Kami pagi itu berencana pergi ke lokasi penyembelihan hewan kurban di Al Awali, karena memang di kloter sembilan ini ada 162 orang yang ikut kurban. Mestinya ada perwakilan yang melihat langsung ke lokasi penyembelihan, bahwa ke-15 ekor unta mereka memang sudah disembelih. Itu kata H Mosleh yang membantu jamaah melaksanakan kurban ini. ‘’Biar lebih yakin, Riau Pos juga kita ajak, selain perwakilan dari tiap rombongan,’’ kata H Muchtaruddin, malam sebelumnya.
Sebenarnya lokasinya tidak terlalu jauh, karena di awal-awal kedatangan ke Makkah, lokasinya juga sudah disambangi, berombongan dengan bus. Tapi kali ini suasananya lain. Kami bergerak dari tenda di Mina, sementara kendaraan yang akan membawa hanya bisa menunggu di satu tempat di Aziziyah, tak bisa masuk ke kawasan dekat tenda kami karena memang dilarang, selama proses pelontaran jumrah masih berlangsung.

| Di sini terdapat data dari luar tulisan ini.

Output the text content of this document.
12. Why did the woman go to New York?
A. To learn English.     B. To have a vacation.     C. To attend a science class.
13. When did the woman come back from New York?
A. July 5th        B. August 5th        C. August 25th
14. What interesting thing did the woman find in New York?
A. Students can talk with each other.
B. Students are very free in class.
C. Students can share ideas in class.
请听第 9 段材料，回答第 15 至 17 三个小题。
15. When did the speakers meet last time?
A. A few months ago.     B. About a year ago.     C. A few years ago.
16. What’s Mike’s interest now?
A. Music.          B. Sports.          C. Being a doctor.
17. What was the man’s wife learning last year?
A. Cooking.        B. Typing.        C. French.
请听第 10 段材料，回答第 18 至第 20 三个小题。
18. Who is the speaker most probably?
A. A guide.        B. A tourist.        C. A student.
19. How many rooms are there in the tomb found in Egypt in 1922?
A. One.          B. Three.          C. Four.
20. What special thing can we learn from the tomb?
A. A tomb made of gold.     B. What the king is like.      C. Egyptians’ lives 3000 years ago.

Untuk ke sana itu, kami harus melewati jamarat. Maka, bergeraklah kami pagi itu di tengah dinginnya udara. Sulit juga menyesuaikan langkah dengan rekan lain yang sangat cepat. Kami sudah membayangkan bagaimana padatnya wilayah yang akan dilintasi, karena saat seperti itu adalah waktu yang diperkirakan sangat padat di sekitar jamarat. Sebab, ini adalah puncak pelontaran bagi jamaah yang mengambil nafar awal sebelum bertolak ke Makkah. Jamaah didominasi mereka yang posturnya tinggi besar. Itu sebabnya pihak maktab dengan tegas sudah melarang kami untuk melakukan pelontaran pagi ini, beresiko. Kami diberi waktu sore nanti untuk melontar.
Berjalan berlima, hanya sebentar rasanya sampai ke jamarat. Jamaah memang luar-biasa ramai. Riau Pos melihat sendiri kesiagaan aparat jauh di atas rata-rata saat kami melontar kemarin. Mereka berbaris hampir membentuk pagar betis. Penjagaan sangat ketat. Jamaah yang membawa beban lebih dari sekadar tas pinggang, tanpa ampun diminta meninggalkannya di pos-pos tertentu. Tim medis yang ribuan jumlahnya sudah berbaris rapi untuk menyebar dengan tandu lipat. Ambulans berjejer di sisi lokasi jamarat lantai bawah.
Kami berjalan agak memisah dari jalur mereka, karena kami tidak ikut melontar, hanya melintas saja. Janjinya, penjemput akan menunggu di tempat yang berlokasi di ujung areal Jumrah Aqabah. Itu sudah lebih lima kilometer dari maktab. Untuk bertemu penjemput pun, ketua kloter harus berhalo-halo lewat hp untuk memastikan di mana posisi si penjemput dan keberadaan kami.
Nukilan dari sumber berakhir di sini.